Tired of the Hate

Is it me or are we already done with the season of love and peace? The first two things I read online this morning have upset my delicate sensibilities, Dear Reader. First, a tweet from @JoeMyGod about a group of people who are boycotting the Rose Parade because a wedding float will feature a gay couple. The second, the comments section following an article on komonews.com about the Catholic school vice principal fired for his same sex marriage.
I clicked through to the Facebook link on the Rose Parade—evidently a gay couple won the Dreams Come True contest and the prize is getting married on the giant cake-shaped float in the venerated parade. More details can be found here. I found a page filled with hateful, ignorant comments about how witnessing two men getting married would irreparably harm children. I have to say I was stunned. I mean, yes, I know that not everyone is thrilled with same sex marriage, but I have been living in a bit of a bubble, I guess. The hate and fear and ignorance, the vitriol and anger shocked me. I posted a comment on the page, just a few words letting them know that I was sure Jesus would be so proud of their hate and bile. I think we all need to visit the site and show them that hate won’t win.
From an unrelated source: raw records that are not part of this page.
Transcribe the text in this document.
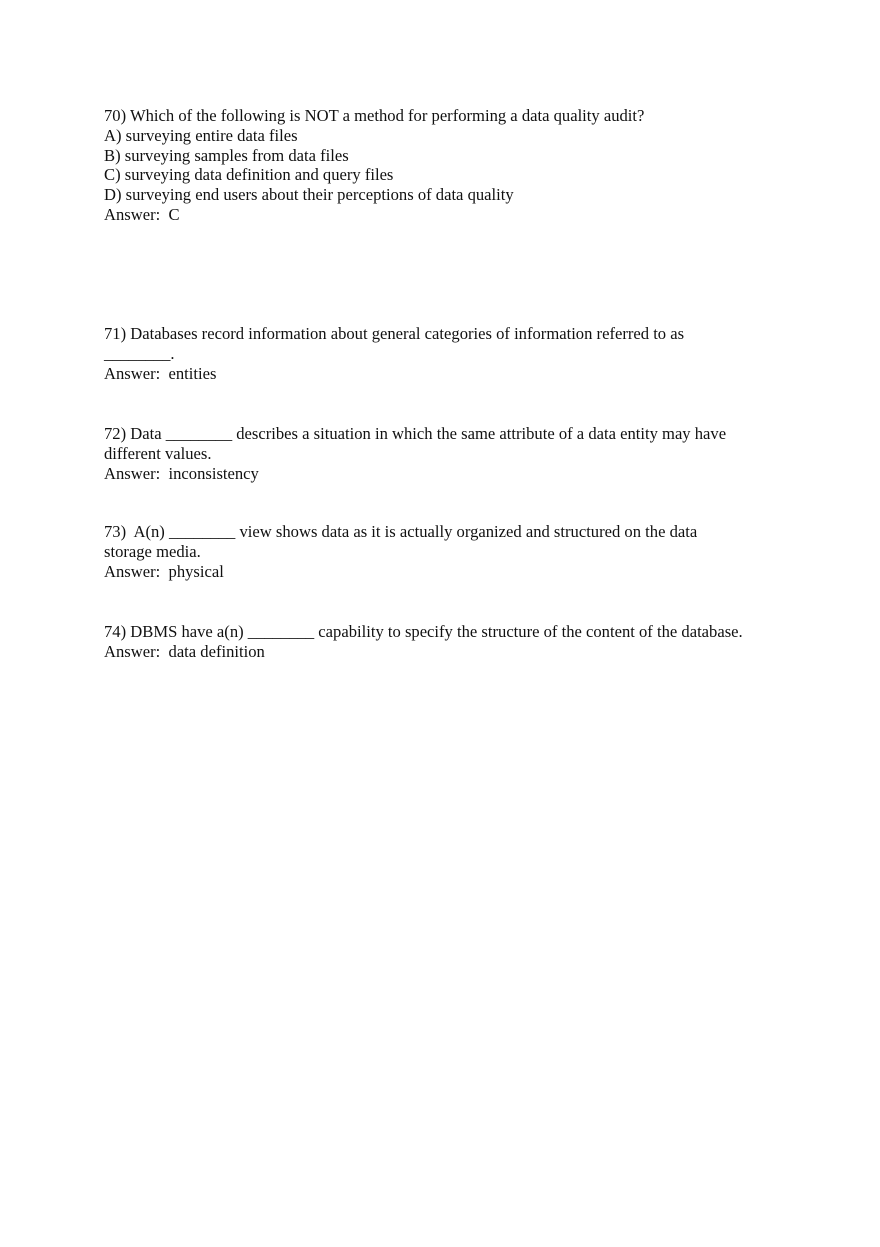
70) Which of the following is NOT a method for performing a data quality audit?
A) surveying entire data files
B) surveying samples from data files
C) surveying data definition and query files
D) surveying end users about their perceptions of data quality
Answer:  C
71) Databases record information about general categories of information referred to as
________.
Answer:  entities
72) Data ________ describes a situation in which the same attribute of a data entity may have
different values.
Answer:  inconsistency
73)  A(n) ________ view shows data as it is actually organized and structured on the data
storage media.
Answer:  physical
74) DBMS have a(n) ________ capability to specify the structure of the content of the database.
Answer:  data definition
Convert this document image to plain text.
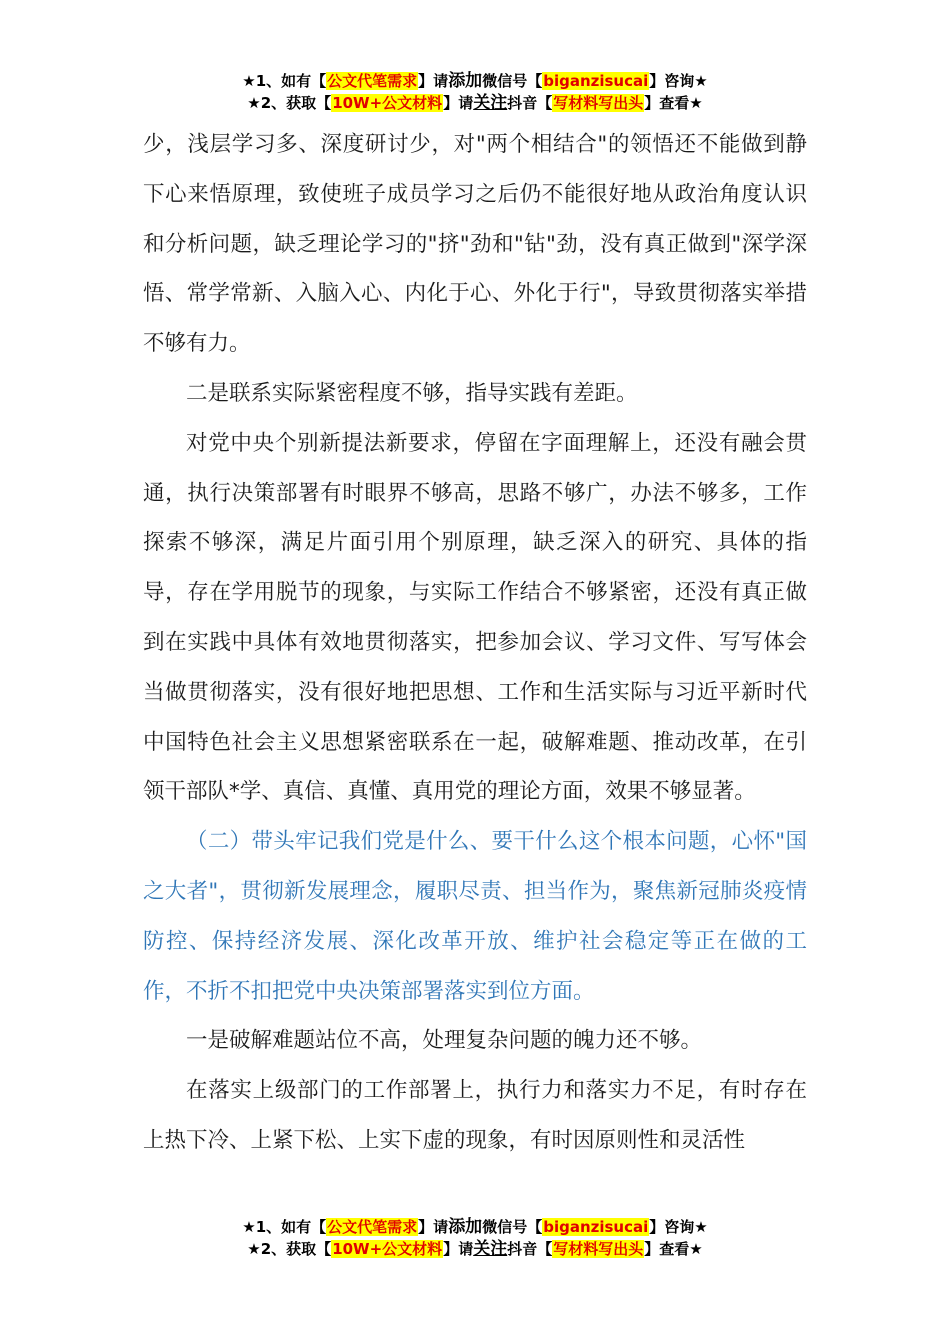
★1、如有【公文代笔需求】请添加微信号【biganzisucai】咨询★
★2、获取【10W+公文材料】请关注抖音【写材料写出头】查看★

少，浅层学习多、深度研讨少，对"两个相结合"的领悟还不能做到静下心来悟原理，致使班子成员学习之后仍不能很好地从政治角度认识和分析问题，缺乏理论学习的"挤"劲和"钻"劲，没有真正做到"深学深悟、常学常新、入脑入心、内化于心、外化于行"，导致贯彻落实举措不够有力。

二是联系实际紧密程度不够，指导实践有差距。

对党中央个别新提法新要求，停留在字面理解上，还没有融会贯通，执行决策部署有时眼界不够高，思路不够广，办法不够多，工作探索不够深，满足片面引用个别原理，缺乏深入的研究、具体的指导，存在学用脱节的现象，与实际工作结合不够紧密，还没有真正做到在实践中具体有效地贯彻落实，把参加会议、学习文件、写写体会当做贯彻落实，没有很好地把思想、工作和生活实际与习近平新时代中国特色社会主义思想紧密联系在一起，破解难题、推动改革，在引领干部队*学、真信、真懂、真用党的理论方面，效果不够显著。

（二）带头牢记我们党是什么、要干什么这个根本问题，心怀"国之大者"，贯彻新发展理念，履职尽责、担当作为，聚焦新冠肺炎疫情防控、保持经济发展、深化改革开放、维护社会稳定等正在做的工作，不折不扣把党中央决策部署落实到位方面。

一是破解难题站位不高，处理复杂问题的魄力还不够。

在落实上级部门的工作部署上，执行力和落实力不足，有时存在上热下冷、上紧下松、上实下虚的现象，有时因原则性和灵活性

★1、如有【公文代笔需求】请添加微信号【biganzisucai】咨询★
★2、获取【10W+公文材料】请关注抖音【写材料写出头】查看★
That small act made me feel a tiny bit better but for a moment I was beset by anxiety and dread, that feeling of futility that I often get spread across my chest. I then realized that my FB picture is of The Little Woman and me holding our marriage license and I had to smile. I fought back my urge to delete my comment, to not make waves.
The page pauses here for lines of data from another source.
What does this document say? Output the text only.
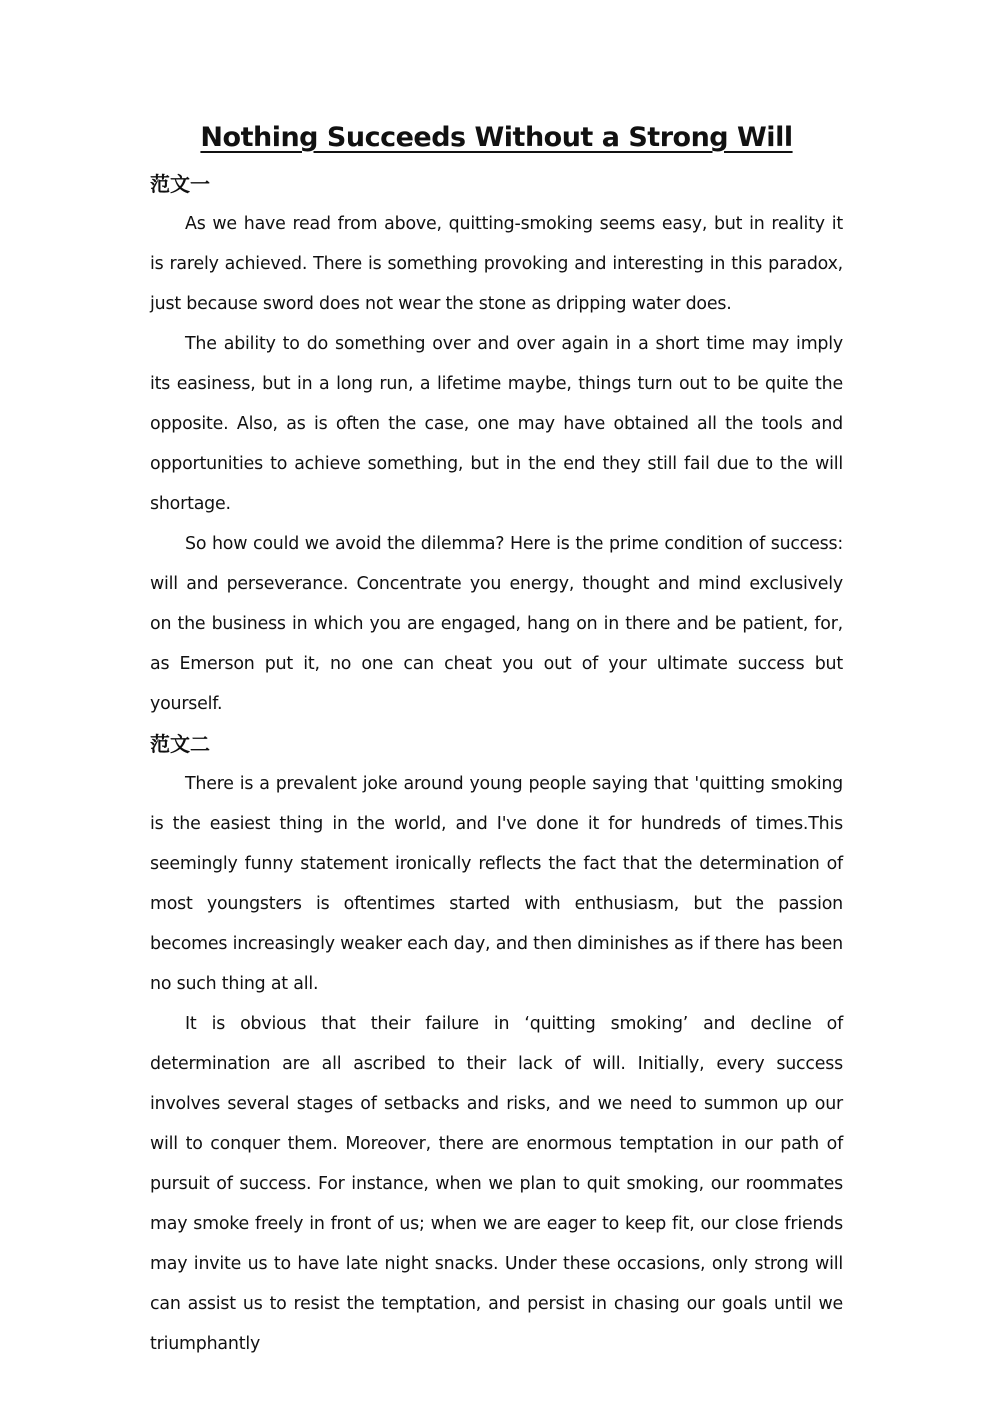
Nothing Succeeds Without a Strong Will
范文一

As we have read from above, quitting-smoking seems easy, but in reality it is rarely achieved. There is something provoking and interesting in this paradox, just because sword does not wear the stone as dripping water does.

The ability to do something over and over again in a short time may imply its easiness, but in a long run, a lifetime maybe, things turn out to be quite the opposite. Also, as is often the case, one may have obtained all the tools and opportunities to achieve something, but in the end they still fail due to the will shortage.

So how could we avoid the dilemma? Here is the prime condition of success: will and perseverance. Concentrate you energy, thought and mind exclusively on the business in which you are engaged, hang on in there and be patient, for, as Emerson put it, no one can cheat you out of your ultimate success but yourself.

范文二

There is a prevalent joke around young people saying that 'quitting smoking is the easiest thing in the world, and I've done it for hundreds of times.This seemingly funny statement ironically reflects the fact that the determination of most youngsters is oftentimes started with enthusiasm, but the passion becomes increasingly weaker each day, and then diminishes as if there has been no such thing at all.

It is obvious that their failure in ‘quitting smoking’ and decline of determination are all ascribed to their lack of will. Initially, every success involves several stages of setbacks and risks, and we need to summon up our will to conquer them. Moreover, there are enormous temptation in our path of pursuit of success. For instance, when we plan to quit smoking, our roommates may smoke freely in front of us; when we are eager to keep fit, our close friends may invite us to have late night snacks. Under these occasions, only strong will can assist us to resist the temptation, and persist in chasing our goals until we triumphantly
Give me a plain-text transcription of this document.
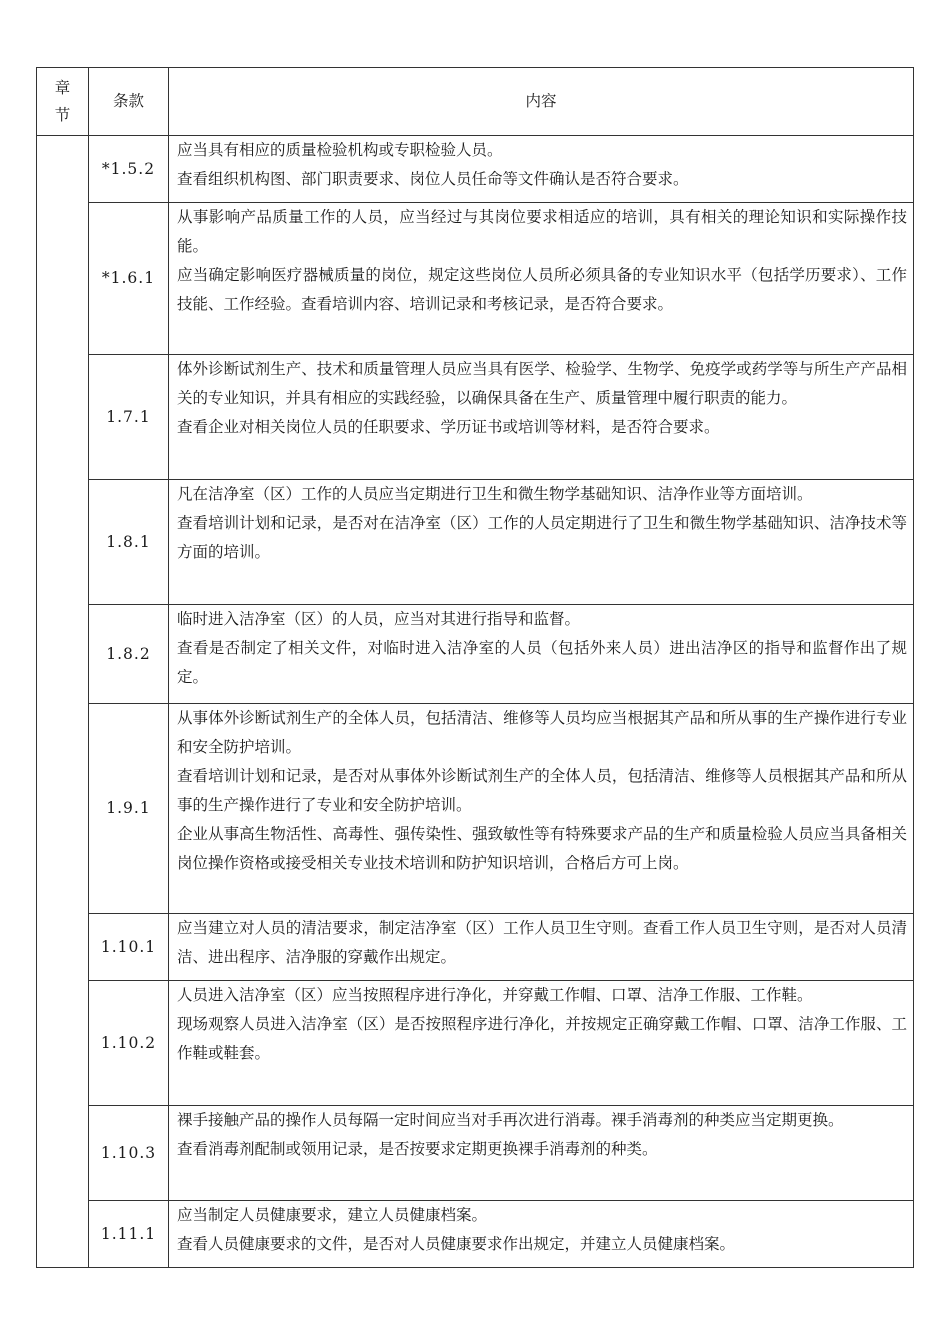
章节	条款	内容
	*1.5.2	应当具有相应的质量检验机构或专职检验人员。

查看组织机构图、部门职责要求、岗位人员任命等文件确认是否符合要求。

	*1.6.1	从事影响产品质量工作的人员，应当经过与其岗位要求相适应的培训，具有相关的理论知识和实际操作技能。

应当确定影响医疗器械质量的岗位，规定这些岗位人员所必须具备的专业知识水平（包括学历要求）、工作技能、工作经验。查看培训内容、培训记录和考核记录，是否符合要求。

	1.7.1	体外诊断试剂生产、技术和质量管理人员应当具有医学、检验学、生物学、免疫学或药学等与所生产产品相关的专业知识，并具有相应的实践经验，以确保具备在生产、质量管理中履行职责的能力。

查看企业对相关岗位人员的任职要求、学历证书或培训等材料，是否符合要求。

	1.8.1	凡在洁净室（区）工作的人员应当定期进行卫生和微生物学基础知识、洁净作业等方面培训。

查看培训计划和记录，是否对在洁净室（区）工作的人员定期进行了卫生和微生物学基础知识、洁净技术等方面的培训。

	1.8.2	临时进入洁净室（区）的人员，应当对其进行指导和监督。

查看是否制定了相关文件，对临时进入洁净室的人员（包括外来人员）进出洁净区的指导和监督作出了规定。

	1.9.1	从事体外诊断试剂生产的全体人员，包括清洁、维修等人员均应当根据其产品和所从事的生产操作进行专业和安全防护培训。

查看培训计划和记录，是否对从事体外诊断试剂生产的全体人员，包括清洁、维修等人员根据其产品和所从事的生产操作进行了专业和安全防护培训。

企业从事高生物活性、高毒性、强传染性、强致敏性等有特殊要求产品的生产和质量检验人员应当具备相关岗位操作资格或接受相关专业技术培训和防护知识培训，合格后方可上岗。

	1.10.1	应当建立对人员的清洁要求，制定洁净室（区）工作人员卫生守则。查看工作人员卫生守则，是否对人员清洁、进出程序、洁净服的穿戴作出规定。

	1.10.2	人员进入洁净室（区）应当按照程序进行净化，并穿戴工作帽、口罩、洁净工作服、工作鞋。

现场观察人员进入洁净室（区）是否按照程序进行净化，并按规定正确穿戴工作帽、口罩、洁净工作服、工作鞋或鞋套。

	1.10.3	裸手接触产品的操作人员每隔一定时间应当对手再次进行消毒。裸手消毒剂的种类应当定期更换。

查看消毒剂配制或领用记录，是否按要求定期更换裸手消毒剂的种类。

	1.11.1	应当制定人员健康要求，建立人员健康档案。

查看人员健康要求的文件，是否对人员健康要求作出规定，并建立人员健康档案。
I poured myself a cup of coffee and settled myself in front of the Pin Stripe Bowl, picked up my laptop and logged on to www.komonews.com to catch up on local news. My eyes caught the headline announcing that the vice principal of Eastside Catholic High School was fired and had not resigned as the church said last week. I clicked. Call me a sucker for the obvious. The article confirmed what I’d already suspected—Mark Zmuda had been forced out for marrying his male partner. The article was benign enough, but the comments section . . . why oh why did I feel the need to read the comments? More hate and ignorance.
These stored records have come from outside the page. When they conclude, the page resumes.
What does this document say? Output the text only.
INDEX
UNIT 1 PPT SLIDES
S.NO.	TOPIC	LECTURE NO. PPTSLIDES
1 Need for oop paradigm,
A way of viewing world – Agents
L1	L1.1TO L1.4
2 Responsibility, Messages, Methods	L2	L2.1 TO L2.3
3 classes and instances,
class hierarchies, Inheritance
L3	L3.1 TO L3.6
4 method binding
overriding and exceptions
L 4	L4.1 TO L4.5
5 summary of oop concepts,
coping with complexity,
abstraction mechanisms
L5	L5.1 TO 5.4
I understand that Mr. Zmuda worked at a Catholic school and that his being gay flies in the face of some Catholic teachings, but the hypocrisy is killing me. How many Catholic school teachers live “in sin” with their heterosexual lovers? How many Catholic school teachers use birth control? How many Catholic school teachers have had abortions? How many of these teachers have been forced out of their jobs? And lets not forget the hundreds or thousands of priests who continued in their positions in spite of having sexually molested thousands of children. Mr. Zmuda’s being gay has absolutely no bearing whatsoever on his ability to do his job, to teach math. Mr. Zmuda did nothing wrong, he committed no crime. He simply let down his guard and maybe forgot that he worked for a homophobic organization. I can understand his mistake—lots of people who work for the church are decent folks. But the organization itself is not so benign (see my earlier blog here)
Let’s not forget that the Catholic church operates without paying any taxes. It does not pay into unemployment insurance, it does not pay any income tax. As an institution, it collects gazillions of dollars and not one cent of it (except what its employees pay in income tax) goes into the public coffers. Hundreds of non-Catholics and non-believers work for the church, and I’m guessing lots of those workers belong to the LGBTQ community. It seems to me, and call me crazy, that an institution that doesn’t pay taxes should have no right whatsoever to contradict the laws of the land. Same sex marriage is legal. Don’t like it? Tough shit.

We’ve (and by we I mean all LGBQT people) have lived too long in fear of god’s wrath, in fear of other people’s judgment, in fear that we will lose not just our jobs but our very lives. We’ve stood by and watched as heterosexuals celebrated their love in some of the gaudiest and most offensive ways imaginable. We have been marginalized by religious institutions, shunned by those that claim a loving Jesus and god as their masters. It’s a bit hyperbolic that these people believe a single float in the Rose Parade or the same sex marriage of a Catholic math teacher signal the end of civilization, don’t you think? On the other hand, maybe we need an end to this sort of civilization—maybe the end of civilization as we know it is not a bad thing at all.

2 thoughts on “Tired of the Hate

  1. A huge hug for you for speaking out, Pam. The greatest commandment is love, but these people are choosing to ignore that. Their hypocrisy is overwhelming. Their hearts are dead as stone. What is even scarier is how they feed off each other. That FB page is terrifying! I looked for your comment, but didn’t see it. I wonder if they blocked it? Going there again to write my own.